Правда, поначалу можно было действительно так подумать. Потому что работу он дал мне трудную, не то что в цеху. Я должен был таскать тяжелые предметы и раскладывать их по полкам. Одним словом, пришлось попотеть. Вот все и решили, что это он меня так наказывает. Но ведь потом-то все изменилось. Сначала Тальмон поставил у меня в подсобке автомат с водой; потом выделил мне самый лучший обогреватель; а потом даже стол и стулья из своего собственного кабинета – и те мне отдал, когда новые получил. Так неужели же они не видят, что мы с ним неразлей вода? Да и зарплата у меня теперь в полтора раза больше, чем у них. Сижу себе в подсобке в пиджачке – прямо как «белый воротничок» какой-то – и не помню уже даже, когда и потел-то в последний раз. Потому что он ко мне еще и коротышку Сисо приставил, чтобы тот вместо меня большие катушки с проводами таскал. Но они как будто ничего этого не видят. Нет, ну конечно, всякое бывает. Например, иногда Тальмон срочно вызывает меня в какой-нибудь цех и начинает при всех распекать: мол, я заказал не то, что нужно. Или там, скажем, сижу я себе спокойненько в столовой и обедаю, а он вдруг появляется в дверях и приказывает мне следовать за ним. Но ведь это же он только так, для виду делает. Представление, как говорится, для них устраивает. А они, наивные, думают, что он меня не любит и уволить хочет. Кого уволить? Меня уволить?!

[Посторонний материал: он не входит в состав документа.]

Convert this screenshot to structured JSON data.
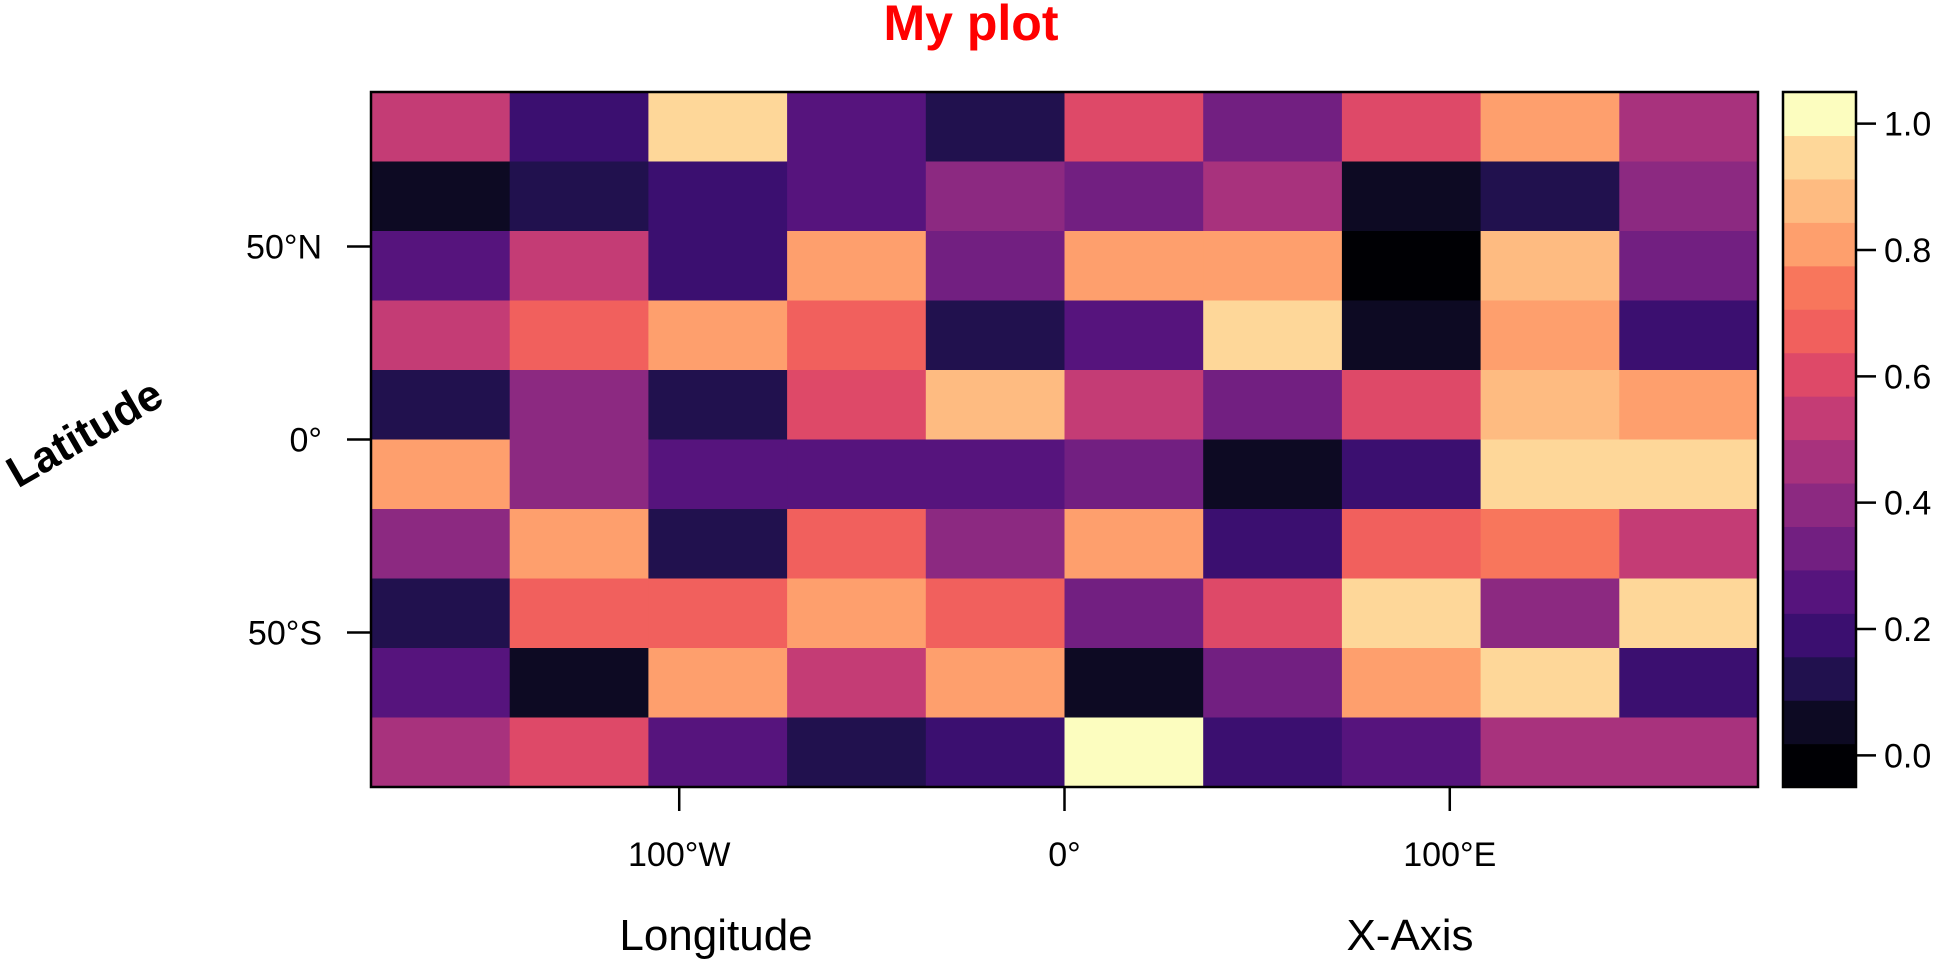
{
  "chart_data": {
    "type": "heatmap",
    "title": "My plot",
    "xlabel": "Longitude",
    "xlabel2": "X-Axis",
    "ylabel": "Latitude",
    "x_ticks": [
      {
        "value": -100,
        "label": "100°W"
      },
      {
        "value": 0,
        "label": "0°"
      },
      {
        "value": 100,
        "label": "100°E"
      }
    ],
    "y_ticks": [
      {
        "value": 50,
        "label": "50°N"
      },
      {
        "value": 0,
        "label": "0°"
      },
      {
        "value": -50,
        "label": "50°S"
      }
    ],
    "xlim": [
      -180,
      180
    ],
    "ylim": [
      -90,
      90
    ],
    "colorbar": {
      "zlim": [
        -0.05,
        1.05
      ],
      "ticks": [
        {
          "value": 0.0,
          "label": "0.0"
        },
        {
          "value": 0.2,
          "label": "0.2"
        },
        {
          "value": 0.4,
          "label": "0.4"
        },
        {
          "value": 0.6,
          "label": "0.6"
        },
        {
          "value": 0.8,
          "label": "0.8"
        },
        {
          "value": 1.0,
          "label": "1.0"
        }
      ],
      "colors": [
        "#000004",
        "#0d0a23",
        "#21114e",
        "#3b0f70",
        "#56147d",
        "#721f81",
        "#8c2981",
        "#a8327d",
        "#c43c75",
        "#de4968",
        "#f1605d",
        "#f8765c",
        "#fe9f6d",
        "#febb81",
        "#fed799",
        "#fcfdbf"
      ]
    },
    "rows": [
      [
        0.55,
        0.2,
        0.97,
        0.26,
        0.12,
        0.63,
        0.32,
        0.58,
        0.83,
        0.45
      ],
      [
        0.05,
        0.1,
        0.22,
        0.27,
        0.42,
        0.35,
        0.45,
        0.05,
        0.12,
        0.4
      ],
      [
        0.27,
        0.56,
        0.2,
        0.78,
        0.34,
        0.78,
        0.78,
        0.0,
        0.91,
        0.32
      ],
      [
        0.56,
        0.68,
        0.78,
        0.7,
        0.12,
        0.27,
        0.97,
        0.05,
        0.82,
        0.2
      ],
      [
        0.12,
        0.41,
        0.12,
        0.57,
        0.91,
        0.55,
        0.33,
        0.57,
        0.91,
        0.82
      ],
      [
        0.84,
        0.42,
        0.26,
        0.26,
        0.26,
        0.35,
        0.05,
        0.2,
        0.97,
        0.92
      ],
      [
        0.41,
        0.84,
        0.12,
        0.7,
        0.4,
        0.78,
        0.2,
        0.7,
        0.76,
        0.56
      ],
      [
        0.12,
        0.7,
        0.7,
        0.84,
        0.7,
        0.35,
        0.63,
        0.97,
        0.43,
        0.97
      ],
      [
        0.26,
        0.05,
        0.82,
        0.55,
        0.78,
        0.05,
        0.35,
        0.83,
        0.97,
        0.2
      ],
      [
        0.45,
        0.62,
        0.26,
        0.12,
        0.2,
        1.0,
        0.2,
        0.26,
        0.45,
        0.45
      ]
    ]
  }
}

Когда он меня отпускает, я снова возвращаюсь в столовую и, пока иду к своему столику, смотрю по сторонам и думаю о том, как много здесь сидит людей, которых приняли на работу только благодаря мне. Хотя есть и такие, которых благодаря мне уволили. В смысле, мы с Тальмоном их уволили, я и он. И вот когда я об этом думаю, на душе у меня сразу становится спокойно.
Чем бы мне тут заняться, пока посылки не прибудут? Когда я начал работать на складе, я превратил его в аптеку. Раньше здесь был проходной двор. Но я попросил Тальмона, чтобы он дал указание входить в помещение склада только в моем присутствии, и он со мной согласился. Если кому-нибудь надо взять что-нибудь с полки, приходите и берите. Но только под моим присмотром. И кофе теперь в помещении склада больше никто не пьет. Только в подсобке, за моим столом. Тут можете сидеть сколько влезет. Пейте, проливайте – Коби не против. Но на склад без меня – ни-ни. А сегодня еще и бланки для оформления заказов привезут. Так что теперь всем их придется заполнять. Написал, чего тебе надо, и сиди жди, пока Коби подпишет. Дважды теперь будут думать, прежде чем заказывать.
Часы показывают семь. Я вынимаю из нижнего ящика стола листки бумаги, которые остались у меня от первой встречи с Тальмоном. Прежде чем мне довериться, он задал мне тысячу разных вопросов. Я рассказывал ему о своей собственной жизни и о нашей семье – причем не только то, что каждый у нас в поселке знает, но даже то, чего здесь не знает никто, – и сам не верил, что все это со мной происходило. Говорю, говорю, а сам думаю: «Неужели это и вправду со мной было?» До встречи с Тальмоном я не говорил об этом ни с одной живой душой и с тех пор постоянно об этом разговоре вспоминаю. Как я у него там, в кабинете, сижу и про свою жизнь ему рассказываю и что он мне на это говорит.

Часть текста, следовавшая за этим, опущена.